Other choices include:
-- "Dancing With the Stars," 8-9:32 p.m., ABC. Last week, both Holly Madison and Steve Wozniak were dumped. She had been a last-minute addition to the show; he was the first guy dropped, after previous ousters for Belinda Carlisle and Denise Richards. Nine celebrities remain.
-- "House," 8 p.m., Fox. Meat Loaf, the rock star, plays a dying man who seems to get better as his wife deteriorates.
-- "Chuck," 8 p.m., NBC. This should be a pleasant time for Chuck, who meets his long-absent father (Scott Bakula) and works with his hero (Chevy Chase). Neither situation goes as expected.
-- "Greek," 8 p.m., ABC Family. This so-so episode centers on rush week. Among sororities, ZBZ is at war with the new IKI, complete with espionage. Among fraternities, Rusty tries to lure a football star (played by pop star Jesse McCartney) to the informal Kappa Tau gang.
-- "Heroes," 9 p.m., NBC. The character known as "HRG" finds his marriage wobbling and his life spinning out of control,
-- "Surviving Suburbia," 9:32 p.m., ABC. Bob Saget and Cynthia Stevenson play parents who don't fit into their upbeat, upscale neighborhood, This show follows standard sitcom lines -- complete with goofy neighbor (Jere Burns) -- but is semi-salvaged by a few good twists and Stevenson's good work.

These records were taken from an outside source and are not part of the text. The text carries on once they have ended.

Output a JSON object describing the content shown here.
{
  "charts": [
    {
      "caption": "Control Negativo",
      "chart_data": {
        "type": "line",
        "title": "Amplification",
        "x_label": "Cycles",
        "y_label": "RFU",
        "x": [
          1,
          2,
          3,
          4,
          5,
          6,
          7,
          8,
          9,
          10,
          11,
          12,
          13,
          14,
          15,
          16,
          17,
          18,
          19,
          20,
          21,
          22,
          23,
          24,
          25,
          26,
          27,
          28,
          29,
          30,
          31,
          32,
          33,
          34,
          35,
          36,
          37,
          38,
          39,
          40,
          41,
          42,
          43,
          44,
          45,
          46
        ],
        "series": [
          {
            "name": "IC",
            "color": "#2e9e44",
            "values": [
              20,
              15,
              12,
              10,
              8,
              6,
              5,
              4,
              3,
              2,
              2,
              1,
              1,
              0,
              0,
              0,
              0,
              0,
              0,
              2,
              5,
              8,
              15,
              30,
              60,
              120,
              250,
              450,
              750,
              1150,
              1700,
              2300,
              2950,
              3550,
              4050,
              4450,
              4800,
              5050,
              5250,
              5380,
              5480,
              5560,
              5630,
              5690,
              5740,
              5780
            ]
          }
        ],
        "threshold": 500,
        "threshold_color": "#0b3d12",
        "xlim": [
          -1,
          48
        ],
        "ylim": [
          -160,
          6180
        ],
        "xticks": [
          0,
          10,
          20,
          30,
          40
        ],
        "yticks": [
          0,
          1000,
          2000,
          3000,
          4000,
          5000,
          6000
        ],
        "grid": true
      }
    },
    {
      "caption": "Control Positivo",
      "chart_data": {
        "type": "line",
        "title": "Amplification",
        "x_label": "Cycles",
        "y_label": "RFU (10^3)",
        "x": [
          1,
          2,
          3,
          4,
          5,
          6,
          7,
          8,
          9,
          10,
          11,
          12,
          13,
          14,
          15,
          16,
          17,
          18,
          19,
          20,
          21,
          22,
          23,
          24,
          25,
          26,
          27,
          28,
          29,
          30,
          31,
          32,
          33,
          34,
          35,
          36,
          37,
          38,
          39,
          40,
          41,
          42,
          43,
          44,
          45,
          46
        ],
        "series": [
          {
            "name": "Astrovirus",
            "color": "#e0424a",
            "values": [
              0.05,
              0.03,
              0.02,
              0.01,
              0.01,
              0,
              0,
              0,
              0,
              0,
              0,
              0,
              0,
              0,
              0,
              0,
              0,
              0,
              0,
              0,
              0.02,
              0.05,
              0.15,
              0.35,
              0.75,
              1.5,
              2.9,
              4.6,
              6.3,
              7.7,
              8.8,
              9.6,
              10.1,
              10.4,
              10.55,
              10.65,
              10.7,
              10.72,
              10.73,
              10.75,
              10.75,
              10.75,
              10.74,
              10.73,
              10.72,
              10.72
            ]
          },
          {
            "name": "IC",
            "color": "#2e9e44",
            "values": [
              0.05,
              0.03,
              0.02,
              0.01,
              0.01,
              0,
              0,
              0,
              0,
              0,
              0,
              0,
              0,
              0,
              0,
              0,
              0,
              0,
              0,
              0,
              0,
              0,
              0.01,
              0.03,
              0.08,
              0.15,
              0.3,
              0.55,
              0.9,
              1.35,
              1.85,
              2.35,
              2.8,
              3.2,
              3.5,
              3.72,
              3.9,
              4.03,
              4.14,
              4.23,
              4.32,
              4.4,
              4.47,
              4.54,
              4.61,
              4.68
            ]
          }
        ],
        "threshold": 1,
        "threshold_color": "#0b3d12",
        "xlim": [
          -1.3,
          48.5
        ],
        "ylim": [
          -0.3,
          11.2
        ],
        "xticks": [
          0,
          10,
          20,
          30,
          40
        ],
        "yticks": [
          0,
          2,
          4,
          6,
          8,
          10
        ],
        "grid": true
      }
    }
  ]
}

-- "Medium," 10 p.m., NBC. James Van Der Beek, the former "Dawson's Creek" star, plays the shifty son of a missing woman.
-- "House of Life: The Old Jewish Cemetery in Prague," 10 p.m., PBS (check local listings). More than 11,000 gravestones are packed into this Czech cemetery, but that's just the beginning. There have been 12 layers of burials, historians say, with perhaps 100,000 bodies. This is a place rich with history and emotion; it's captured in a subtle and well-crafted documentary.